In parallel, Dalang came under intermittent artillery and aerial bombardment on Saturday and Sunday, according to a source in the city’s local government. Shells struck residential neighborhoods on the outskirts and areas near the main road linking Dalang and Kadugli, triggering panic and limited displacement.
The renewed shelling comes against the backdrop of severe shortages of food and medicine, after both cities have endured years of siege. Supply routes have been repeatedly cut since an RSF and SPLM-N blockade began in October 2023, pushing Dalang and Kadugli to the brink. Conditions deteriorated sharply by the end of June, when the two allies sealed the Kadugli-Dalang road, bringing supply chains to a halt.
A source at the Humanitarian Aid Commission warned that targeting or disabling UN logistical facilities could lead to a near-total halt of relief operations, especially as the dry season sets in and food insecurity worsens.
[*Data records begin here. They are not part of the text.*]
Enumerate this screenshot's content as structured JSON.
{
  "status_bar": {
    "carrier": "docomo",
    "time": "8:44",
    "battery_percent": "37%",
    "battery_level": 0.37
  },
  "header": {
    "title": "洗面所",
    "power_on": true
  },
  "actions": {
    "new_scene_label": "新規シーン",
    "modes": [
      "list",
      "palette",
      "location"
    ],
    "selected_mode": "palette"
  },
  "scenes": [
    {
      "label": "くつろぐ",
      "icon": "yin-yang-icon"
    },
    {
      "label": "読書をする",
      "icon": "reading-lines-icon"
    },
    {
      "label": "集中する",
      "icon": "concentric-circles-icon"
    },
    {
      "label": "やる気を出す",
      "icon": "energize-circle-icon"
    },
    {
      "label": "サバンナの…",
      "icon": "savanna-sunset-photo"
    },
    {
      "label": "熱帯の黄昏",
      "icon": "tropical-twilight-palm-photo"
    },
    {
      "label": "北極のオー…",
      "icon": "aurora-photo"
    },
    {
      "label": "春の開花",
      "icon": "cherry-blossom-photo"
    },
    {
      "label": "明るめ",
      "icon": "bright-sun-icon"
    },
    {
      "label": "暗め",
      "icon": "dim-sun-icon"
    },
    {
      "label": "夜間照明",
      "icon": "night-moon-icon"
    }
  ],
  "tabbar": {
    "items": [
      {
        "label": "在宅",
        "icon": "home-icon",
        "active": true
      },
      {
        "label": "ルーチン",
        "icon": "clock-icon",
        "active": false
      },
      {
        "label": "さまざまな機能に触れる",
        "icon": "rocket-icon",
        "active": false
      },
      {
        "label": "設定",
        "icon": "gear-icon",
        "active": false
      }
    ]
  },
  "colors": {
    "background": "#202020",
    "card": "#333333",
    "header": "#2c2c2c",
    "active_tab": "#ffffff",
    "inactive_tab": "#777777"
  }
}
Last month, the global authority on food insecurity declared famine in Kadugli.
The TSC held the RSF responsible for the attacks in Kadugli. The RSF, in turn, issued two statements denying involvement and rejecting accusations that it had targeted civilians or international facilities.
The RSF is pursuing in South Kordofan the same strategy it employed in Fasher, where the prolonged siege and the city’s fall in late October sealed RSF dominance in Darfur, according to a government source in Port Sudan. Kadugli’s role as an administrative center and Dalang’s position as a key transport node give both cities strategic weight that extends beyond their immediate military value, meaning their loss would alter control dynamics across Kordofan, the source said.
For now, tensions remain high around both cities, according to a source in South Kordofan’s local government, with intermittent drone activity and no clear signs of de-escalation.